Pandas I
A Note on Delivery
- This unit’s lessons will occur in jupyter notebooks
- Slides will be an introduction to the lesson (no code, just overview)
- Then, we’ll open a notebook and start coding!
Learning Objectives
After this lesson, you will be able to:
- Use Pandas to read in a dataset.
- Investigate a dataset’s integrity.
- Filter, sort, and manipulate DataFrame series.
What is Pandas?
- A group of adorable bears 🐼🐼🐼
- A Python library for data manipulation.
So, Pandas the Library
The Swiss Army Knife of data manipulation!
Pandas:
- Is the library for exploratory data analysis (EDA).

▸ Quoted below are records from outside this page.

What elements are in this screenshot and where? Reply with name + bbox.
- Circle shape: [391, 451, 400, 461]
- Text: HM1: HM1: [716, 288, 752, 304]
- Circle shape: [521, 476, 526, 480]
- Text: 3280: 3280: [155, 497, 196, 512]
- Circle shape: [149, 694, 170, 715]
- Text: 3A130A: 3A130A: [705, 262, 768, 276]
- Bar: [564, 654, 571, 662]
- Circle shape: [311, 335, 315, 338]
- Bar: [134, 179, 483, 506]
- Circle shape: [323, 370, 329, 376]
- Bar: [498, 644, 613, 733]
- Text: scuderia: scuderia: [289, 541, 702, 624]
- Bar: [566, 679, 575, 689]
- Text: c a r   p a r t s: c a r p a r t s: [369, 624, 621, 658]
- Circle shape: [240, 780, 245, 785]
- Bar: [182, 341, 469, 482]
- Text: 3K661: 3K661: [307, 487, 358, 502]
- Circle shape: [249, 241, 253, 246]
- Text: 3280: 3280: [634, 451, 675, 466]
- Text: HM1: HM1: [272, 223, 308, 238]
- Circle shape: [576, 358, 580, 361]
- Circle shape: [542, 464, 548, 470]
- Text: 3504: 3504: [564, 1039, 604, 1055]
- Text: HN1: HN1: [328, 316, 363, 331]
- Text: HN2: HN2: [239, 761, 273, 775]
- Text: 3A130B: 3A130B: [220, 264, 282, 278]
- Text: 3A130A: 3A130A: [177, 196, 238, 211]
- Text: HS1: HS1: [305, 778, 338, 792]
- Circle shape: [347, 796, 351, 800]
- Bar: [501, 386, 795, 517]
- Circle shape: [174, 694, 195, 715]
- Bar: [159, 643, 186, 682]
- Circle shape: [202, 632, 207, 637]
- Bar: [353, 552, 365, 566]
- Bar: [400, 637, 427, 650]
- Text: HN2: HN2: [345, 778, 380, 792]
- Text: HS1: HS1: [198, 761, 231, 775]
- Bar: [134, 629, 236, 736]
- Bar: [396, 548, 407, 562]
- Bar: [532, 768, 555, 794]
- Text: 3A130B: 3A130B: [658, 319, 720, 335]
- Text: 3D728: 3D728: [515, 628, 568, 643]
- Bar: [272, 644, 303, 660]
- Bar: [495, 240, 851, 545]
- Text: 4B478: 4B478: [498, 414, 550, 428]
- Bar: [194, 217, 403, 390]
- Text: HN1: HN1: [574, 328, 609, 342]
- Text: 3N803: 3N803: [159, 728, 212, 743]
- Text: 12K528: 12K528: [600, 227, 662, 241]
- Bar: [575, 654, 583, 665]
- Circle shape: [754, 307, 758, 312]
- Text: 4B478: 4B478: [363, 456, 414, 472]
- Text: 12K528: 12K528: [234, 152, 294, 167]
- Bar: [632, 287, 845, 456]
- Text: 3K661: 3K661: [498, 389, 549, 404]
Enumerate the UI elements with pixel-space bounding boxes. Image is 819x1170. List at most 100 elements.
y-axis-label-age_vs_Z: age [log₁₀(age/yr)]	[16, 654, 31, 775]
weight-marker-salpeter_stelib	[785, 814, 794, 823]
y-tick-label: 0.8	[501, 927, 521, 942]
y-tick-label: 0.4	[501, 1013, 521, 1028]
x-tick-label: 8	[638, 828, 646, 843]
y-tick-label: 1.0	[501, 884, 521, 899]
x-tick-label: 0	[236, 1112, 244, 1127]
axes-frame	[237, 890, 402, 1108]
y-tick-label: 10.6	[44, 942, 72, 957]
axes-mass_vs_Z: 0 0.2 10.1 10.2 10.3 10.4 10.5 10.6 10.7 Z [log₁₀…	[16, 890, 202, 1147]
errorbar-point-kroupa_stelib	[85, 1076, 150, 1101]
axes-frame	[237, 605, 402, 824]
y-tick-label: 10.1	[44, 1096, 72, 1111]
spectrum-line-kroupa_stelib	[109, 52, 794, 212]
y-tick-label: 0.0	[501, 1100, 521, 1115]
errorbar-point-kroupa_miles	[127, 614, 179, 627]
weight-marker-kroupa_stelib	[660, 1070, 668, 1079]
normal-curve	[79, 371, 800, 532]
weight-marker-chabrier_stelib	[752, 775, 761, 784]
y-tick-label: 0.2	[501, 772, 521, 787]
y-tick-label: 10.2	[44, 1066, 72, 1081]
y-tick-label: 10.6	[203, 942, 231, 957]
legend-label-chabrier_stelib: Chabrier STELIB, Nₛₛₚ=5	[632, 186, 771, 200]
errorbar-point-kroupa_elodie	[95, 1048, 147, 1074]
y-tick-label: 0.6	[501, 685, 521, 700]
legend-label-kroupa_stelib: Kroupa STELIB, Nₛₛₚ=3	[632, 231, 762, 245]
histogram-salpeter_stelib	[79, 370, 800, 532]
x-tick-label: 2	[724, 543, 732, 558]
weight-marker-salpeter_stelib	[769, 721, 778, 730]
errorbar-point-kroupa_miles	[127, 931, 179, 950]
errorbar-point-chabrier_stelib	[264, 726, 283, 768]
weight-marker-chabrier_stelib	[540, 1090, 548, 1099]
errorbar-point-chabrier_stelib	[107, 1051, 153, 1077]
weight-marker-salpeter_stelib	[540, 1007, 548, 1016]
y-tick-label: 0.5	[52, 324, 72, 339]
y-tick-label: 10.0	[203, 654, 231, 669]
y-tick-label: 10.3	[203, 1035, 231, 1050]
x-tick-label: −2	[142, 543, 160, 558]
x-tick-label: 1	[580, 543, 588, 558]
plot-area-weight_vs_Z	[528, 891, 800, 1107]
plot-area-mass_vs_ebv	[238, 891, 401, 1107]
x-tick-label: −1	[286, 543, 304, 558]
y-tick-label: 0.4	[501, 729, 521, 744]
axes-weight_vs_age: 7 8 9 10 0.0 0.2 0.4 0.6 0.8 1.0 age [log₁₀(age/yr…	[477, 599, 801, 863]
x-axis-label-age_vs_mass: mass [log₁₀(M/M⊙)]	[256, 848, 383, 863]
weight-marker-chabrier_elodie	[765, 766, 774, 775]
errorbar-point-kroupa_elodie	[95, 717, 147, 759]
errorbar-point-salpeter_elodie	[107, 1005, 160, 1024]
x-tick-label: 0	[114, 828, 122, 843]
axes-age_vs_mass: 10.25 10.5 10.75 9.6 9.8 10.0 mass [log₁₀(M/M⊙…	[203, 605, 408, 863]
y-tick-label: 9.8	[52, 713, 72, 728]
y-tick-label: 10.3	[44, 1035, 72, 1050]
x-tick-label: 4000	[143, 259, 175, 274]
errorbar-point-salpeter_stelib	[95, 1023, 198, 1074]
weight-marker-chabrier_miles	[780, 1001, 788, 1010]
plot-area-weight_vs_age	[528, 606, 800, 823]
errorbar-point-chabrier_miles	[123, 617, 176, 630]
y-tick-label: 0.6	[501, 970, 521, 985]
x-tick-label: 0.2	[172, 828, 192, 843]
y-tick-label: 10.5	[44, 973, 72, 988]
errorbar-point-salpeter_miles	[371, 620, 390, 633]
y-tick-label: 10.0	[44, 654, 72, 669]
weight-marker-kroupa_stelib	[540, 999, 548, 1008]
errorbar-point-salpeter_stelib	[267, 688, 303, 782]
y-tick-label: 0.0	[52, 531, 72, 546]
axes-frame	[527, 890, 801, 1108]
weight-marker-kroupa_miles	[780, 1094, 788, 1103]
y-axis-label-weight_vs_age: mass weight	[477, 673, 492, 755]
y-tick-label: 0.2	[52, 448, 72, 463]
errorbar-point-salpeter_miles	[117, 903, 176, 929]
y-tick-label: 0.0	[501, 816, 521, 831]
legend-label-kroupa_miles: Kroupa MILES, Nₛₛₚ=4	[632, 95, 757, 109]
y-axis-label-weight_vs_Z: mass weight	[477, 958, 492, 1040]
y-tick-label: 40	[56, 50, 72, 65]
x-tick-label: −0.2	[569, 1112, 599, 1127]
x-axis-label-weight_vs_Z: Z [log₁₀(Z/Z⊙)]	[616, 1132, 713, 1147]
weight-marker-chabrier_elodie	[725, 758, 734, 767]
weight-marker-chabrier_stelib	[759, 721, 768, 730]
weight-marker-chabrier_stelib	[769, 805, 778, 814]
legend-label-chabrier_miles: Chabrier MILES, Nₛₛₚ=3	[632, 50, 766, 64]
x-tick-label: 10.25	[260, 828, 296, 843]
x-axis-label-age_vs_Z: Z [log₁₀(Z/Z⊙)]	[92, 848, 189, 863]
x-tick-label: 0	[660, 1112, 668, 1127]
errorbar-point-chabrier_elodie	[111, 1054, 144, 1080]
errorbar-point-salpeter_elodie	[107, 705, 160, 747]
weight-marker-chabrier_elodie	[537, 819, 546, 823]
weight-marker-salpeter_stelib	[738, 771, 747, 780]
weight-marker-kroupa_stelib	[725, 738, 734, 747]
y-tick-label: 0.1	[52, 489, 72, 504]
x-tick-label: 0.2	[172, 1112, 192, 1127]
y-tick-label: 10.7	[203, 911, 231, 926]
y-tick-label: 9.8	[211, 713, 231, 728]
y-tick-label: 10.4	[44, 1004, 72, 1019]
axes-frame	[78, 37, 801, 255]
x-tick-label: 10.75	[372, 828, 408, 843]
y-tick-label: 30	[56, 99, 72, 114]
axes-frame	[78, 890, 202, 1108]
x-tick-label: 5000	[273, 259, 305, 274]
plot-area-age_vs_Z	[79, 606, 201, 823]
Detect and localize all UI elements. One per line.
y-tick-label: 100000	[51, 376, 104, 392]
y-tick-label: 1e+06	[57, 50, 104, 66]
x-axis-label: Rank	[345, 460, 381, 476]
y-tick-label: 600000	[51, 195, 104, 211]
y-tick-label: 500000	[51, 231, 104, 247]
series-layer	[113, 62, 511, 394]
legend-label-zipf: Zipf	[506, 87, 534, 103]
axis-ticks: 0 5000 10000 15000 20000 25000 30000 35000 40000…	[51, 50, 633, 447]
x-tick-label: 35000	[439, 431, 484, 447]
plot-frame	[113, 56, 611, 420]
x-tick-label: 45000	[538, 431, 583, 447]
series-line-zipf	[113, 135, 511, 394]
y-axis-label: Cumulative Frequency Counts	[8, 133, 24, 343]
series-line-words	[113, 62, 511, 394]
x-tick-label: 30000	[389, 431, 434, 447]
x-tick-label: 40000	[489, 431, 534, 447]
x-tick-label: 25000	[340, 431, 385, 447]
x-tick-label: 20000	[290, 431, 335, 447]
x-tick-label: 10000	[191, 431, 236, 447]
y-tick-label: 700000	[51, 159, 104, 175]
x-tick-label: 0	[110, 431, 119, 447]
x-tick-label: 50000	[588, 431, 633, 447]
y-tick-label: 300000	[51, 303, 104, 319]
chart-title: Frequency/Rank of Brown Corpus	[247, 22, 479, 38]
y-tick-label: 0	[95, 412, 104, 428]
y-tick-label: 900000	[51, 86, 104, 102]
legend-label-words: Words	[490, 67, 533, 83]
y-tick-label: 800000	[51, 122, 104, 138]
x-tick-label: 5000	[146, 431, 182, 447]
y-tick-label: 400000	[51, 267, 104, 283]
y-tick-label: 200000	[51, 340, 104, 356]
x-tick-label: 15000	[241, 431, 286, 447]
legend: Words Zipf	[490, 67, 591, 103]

- Formats, wrangles, cleans, and prepares our data.
Quick Backstory from 2009:
- A humble open source project for Panel Data (hence “Pandas”) from Wes McKinney.
- A ‘panel’ is the name of the object (in pandas) holding an n-dimensional numpy array
- Don’t let the term fool you, a panel is effectively the same thing as an excel workbook (a collection of sheets)
- A 2-dimensional panel is a Dataframe (rows and columns)
- A 1-dimensional panel is a Series (column)
Exploratory Data Analysis (EDA)
The process of understanding our dataset and producing our first level of insights.
This includes:
- Reading in data: “Import cat population.”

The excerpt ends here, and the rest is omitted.